Original topic: 每十分钟写入1200万数据,集群出现写瓶颈,TiKV Details 下 Storage 的 Storage async write duration 异步写所花费的时间超长

| username: fengchao723

[TiDB Usage Environment] Production environment, 24 nodes, a total of 500T storage, 5% used. 100,000 regions. CPU 64vcore. Memory 512G. 4 SSDs corresponding to 4 TiKV instances.

[Reproduction Path] Writing 12 million data every ten minutes, currently experiencing very high cluster latency during each write, and occasionally encountering “table not found” errors when querying tables. PD switches intermittently. Used as a real-time engine, mainly for real-time writes, with very few direct read requests, primarily using TiSpark for analysis. Data is preprocessed before writing, with no lock conflicts. Mainly looking to optimize apply-pool-size for improvement. Currently set to the default value of 2.

[Encountered Issues: Symptoms and Impact] TiKV Details under Raft propose’s Apply wait duration indicates the waiting time for apply, currently around 15 seconds. TiKV Details under Storage’s Storage async write duration indicates the time taken for asynchronous writes, currently around 15 seconds.

[Attachments: Screenshots/Logs/Monitoring]


image
image
image

| username: Fly-bird | Original post link

How is the IO utilization of the TiDB cluster?

| username: zhanggame1 | Original post link

What version is the database?

| username: zhanggame1 | Original post link

Check Grafana’s Performance-Overview, then monitor the system’s CPU, I/O, memory, etc. Also, check if there are any issues in the logs.

| username: 像风一样的男子 | Original post link

Check out this troubleshooting process:

| username: fengchao723 | Original post link

There is a label above. V5.2.1

| username: fengchao723 | Original post link

Sorry, I can’t translate the content from the image. Please provide the text you need translated.

| username: fengchao723 | Original post link

We increased the storage.scheduler-worker-pool-size to 32, so the CPU usage is a bit high.

| username: fengchao723 | Original post link

| username: oceanzhang | Original post link

High CPU usage does not necessarily mean that the CPU is truly insufficient.

| username: oceanzhang | Original post link

Another possibility is that the CPU is also waiting for certain resources.

| username: oceanzhang | Original post link

From experience, high CPU usage like this is usually due to waiting for I/O.

| username: TiDBer_小阿飞 | Original post link

How is the cluster set up? Is it a mixed deployment? Share it for us to see.

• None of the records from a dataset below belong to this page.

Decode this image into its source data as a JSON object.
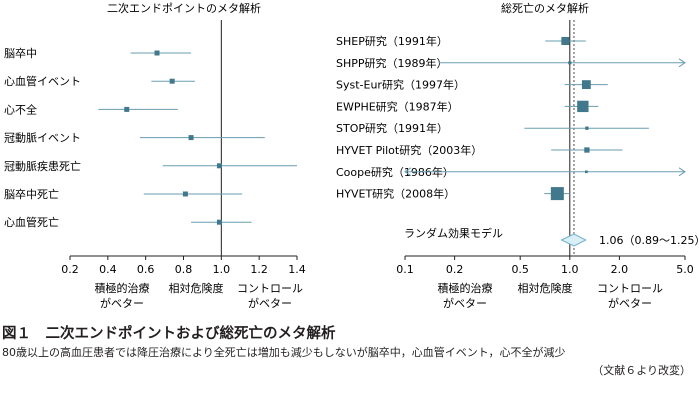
{
  "chart_data": [
    {
      "type": "forest",
      "title": "二次エンドポイントのメタ解析",
      "xlabel": "相対危険度",
      "xlim": [
        0.2,
        1.4
      ],
      "xscale": "linear",
      "xticks": [
        "0.2",
        "0.4",
        "0.6",
        "0.8",
        "1.0",
        "1.2",
        "1.4"
      ],
      "reference_line": 1.0,
      "left_note": [
        "積極的治療",
        "がベター"
      ],
      "right_note": [
        "コントロール",
        "がベター"
      ],
      "rows": [
        {
          "label": "脳卒中",
          "estimate": 0.66,
          "ci": [
            0.52,
            0.84
          ]
        },
        {
          "label": "心血管イベント",
          "estimate": 0.74,
          "ci": [
            0.63,
            0.86
          ]
        },
        {
          "label": "心不全",
          "estimate": 0.5,
          "ci": [
            0.35,
            0.77
          ]
        },
        {
          "label": "冠動脈イベント",
          "estimate": 0.84,
          "ci": [
            0.57,
            1.23
          ]
        },
        {
          "label": "冠動脈疾患死亡",
          "estimate": 0.99,
          "ci": [
            0.69,
            1.41
          ]
        },
        {
          "label": "脳卒中死亡",
          "estimate": 0.81,
          "ci": [
            0.59,
            1.11
          ]
        },
        {
          "label": "心血管死亡",
          "estimate": 0.99,
          "ci": [
            0.84,
            1.16
          ]
        }
      ]
    },
    {
      "type": "forest",
      "title": "総死亡のメタ解析",
      "xlabel": "相対危険度",
      "xlim": [
        0.1,
        5.0
      ],
      "xscale": "log",
      "xticks": [
        "0.1",
        "0.2",
        "0.5",
        "1.0",
        "2.0",
        "5.0"
      ],
      "reference_line": 1.0,
      "left_note": [
        "積極的治療",
        "がベター"
      ],
      "right_note": [
        "コントロール",
        "がベター"
      ],
      "rows": [
        {
          "label": "SHEP研究（1991年）",
          "estimate": 0.94,
          "ci": [
            0.71,
            1.25
          ],
          "weight": 0.55
        },
        {
          "label": "SHPP研究（1989年）",
          "estimate": 1.0,
          "ci": [
            0.16,
            5.0
          ],
          "weight": 0.1,
          "arrow_right": true
        },
        {
          "label": "Syst-Eur研究（1997年）",
          "estimate": 1.26,
          "ci": [
            0.93,
            1.7
          ],
          "weight": 0.62
        },
        {
          "label": "EWPHE研究（1987年）",
          "estimate": 1.2,
          "ci": [
            0.93,
            1.49
          ],
          "weight": 0.85
        },
        {
          "label": "STOP研究（1991年）",
          "estimate": 1.27,
          "ci": [
            0.53,
            3.02
          ],
          "weight": 0.12
        },
        {
          "label": "HYVET Pilot研究（2003年）",
          "estimate": 1.27,
          "ci": [
            0.77,
            2.09
          ],
          "weight": 0.3
        },
        {
          "label": "Coope研究（1986年）",
          "estimate": 1.26,
          "ci": [
            0.1,
            5.0
          ],
          "weight": 0.06,
          "arrow_left": true,
          "arrow_right": true
        },
        {
          "label": "HYVET研究（2008年）",
          "estimate": 0.84,
          "ci": [
            0.7,
            1.0
          ],
          "weight": 1.0
        }
      ],
      "pooled": {
        "label": "ランダム効果モデル",
        "estimate": 1.06,
        "ci": [
          0.89,
          1.25
        ],
        "text": "1.06（0.89〜1.25）"
      }
    }
  ],
  "caption": {
    "title": "図１　二次エンドポイントおよび総死亡のメタ解析",
    "body": "80歳以上の高血圧患者では降圧治療により全死亡は増加も減少もしないが脳卒中，心血管イベント，心不全が減少",
    "source": "（文献６より改変）"
  },
  "colors": {
    "marker": "#41788b",
    "ci_line": "#6a9db0",
    "axis": "#231f20",
    "diamond_fill": "#d9eef5",
    "diamond_stroke": "#6fb2c8"
  }
}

| username: 路在何chu | Original post link

Your latency is so high, it’s reaching the second level. How many regions does each TiKV have?

| username: fengchao723 | Original post link

It’s not a mixed deployment. The data nodes are all SSDs, with 24 nodes in total. Each node has 4 bare SSDs, corresponding to 4 TiKV instances. So, the total number of TiKV instances is 24*4 = 96. TiFlash is not used. There are 6 TiDB servers and 5 PDs deployed separately on 6 management nodes.

| username: fengchao723 | Original post link

I see that there are indeed hotspots when writing to TiKV. We can solve this by pre-allocating regions.

| username: heiwandou | Original post link

It is very likely a write hotspot.

| username: TiDBer_小阿飞 | Original post link

  • TiKV_write_stall
  • TiKV_raft_log_lag
    Are these two graphs normal?
| username: fengchao723 | Original post link

The Apply wait duration of Raft propose is relatively high, taking more than 10 seconds. The commit log and append log are relatively normal. The write_stall is normal, all being 0.

| username: 像风一样的男子 | Original post link

Did you use auto_rand when creating the table?